Dust of the Bitterroots

Spring comes late to the Bitterroot Mountains and St. Paul Pass. While much of the country begins to warm beneath summer suns, the mountains slowly begin to show the signs of spring in full bloom. The small meadows that dot the slopes between dark forested slopes awaken in full color.

A few hundred feet below St. Paul Pass, and the old substation foundation at East Portal, lies the area known as Taft. Taft was a small town built as the railroad pushed its way westward across this third mountain range. In its prime Taft was fully a Hell on Wheels town, filled with railroad workers and liquor. In later years, it quietly dwindled and was a stop along old US-10 at the base of Lookout Pass. The coming of the interstate saw Taft paved over with concrete and forgotten but for an interstate exit sign that says "Taft Area." After the interstate's arrival, even the small cemetery was seemingly buried by the interstate's grade and its location remains somewhat of a mystery to this day.

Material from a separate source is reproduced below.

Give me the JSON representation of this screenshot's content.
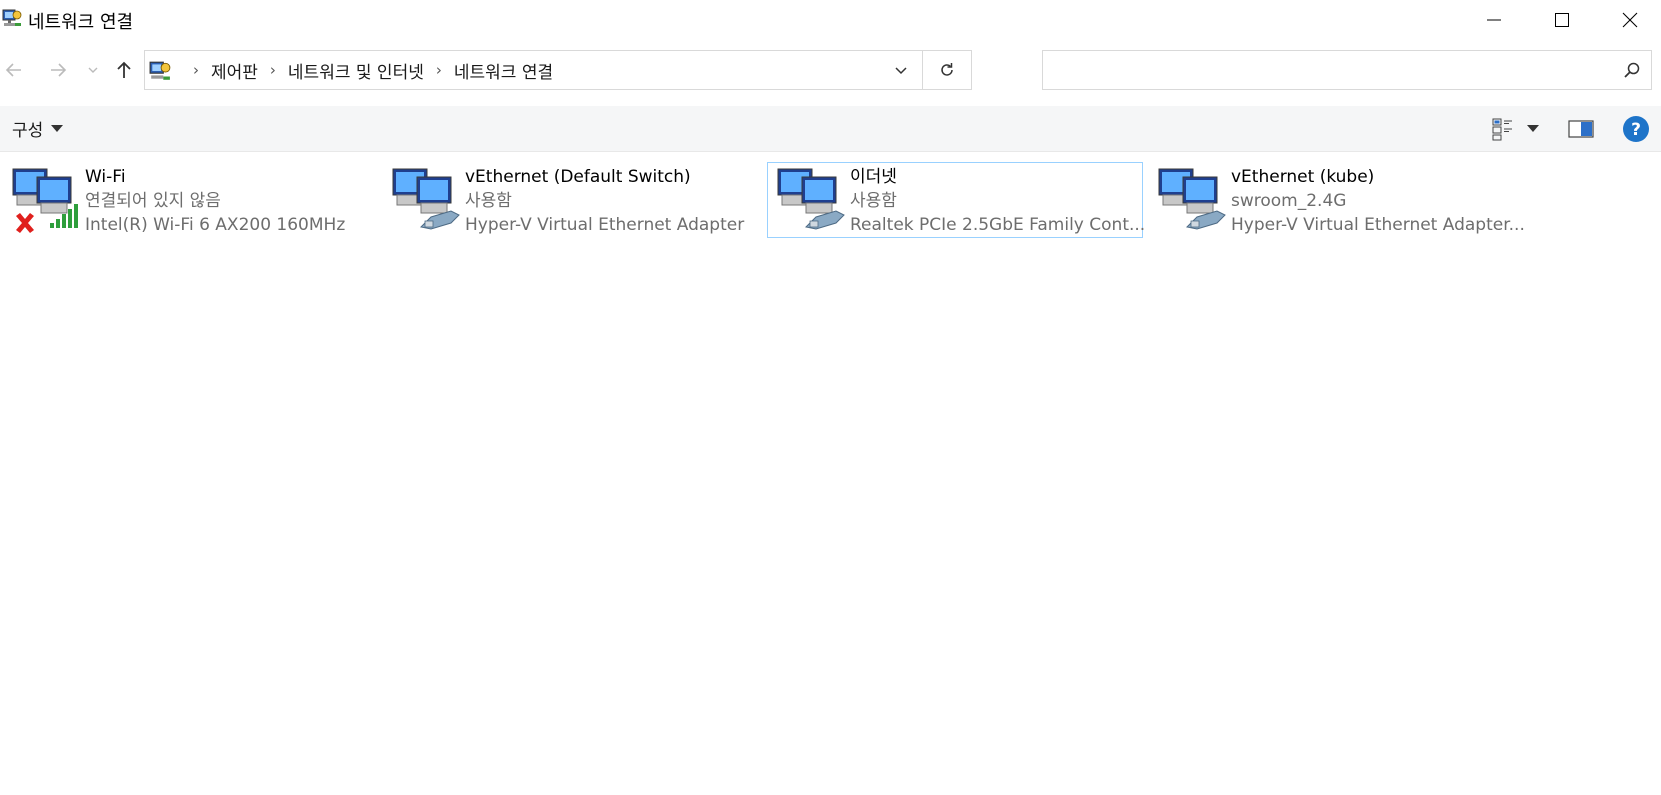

Not far from the old site of Taft, along the narrow gravel road that takes travelers up to East Portal and the site of the old substation, lies another cemetery of sorts. Old wooden catenary poles, grey with age, lie at the base of the grade to East Portal among the wildflowers that bloom in the late mountain spring. These are just a few leftovers from the Milwaukee's assault on St. Paul Pass, now discarded and left to history. It isn't clear how they ended up near the old site of Taft, perhaps they were piled up to be disposed of, then left to age on their own. Whatever the reason, they rest here quietly just like the old railroad that lurks high on the forested slope behind them. Taft, the Milwaukee's Pacific Extension, and its bold electrification: all silent and standing in strange contrast to the warmth of the sun and the color of nature around them.

This, perhaps, is one of the most disturbing things about these old places. As they turn to dust, the world continues to move on without them. What was once a "wonder of the world," is now history in a small mountain field or gravel between tall fir trees. The thunderous roar of trains on an ascent to St. Paul pass is but a cold shiver on a beautiful spring day and a memory of times long past.

I must now take a break from this journey through the Milwaukee's mountain passes. Unfortunately, I find myself away from my photo collection. The next entries will focus on some more recent outings, perhaps along the St. Marries River Railroad. Nonetheless, this quest to travel the Milwaukee's 5 mountain ranges is not forgotten. It will return -- the Saddle Mountain pass is a most interesting mountain crossing, for many reasons.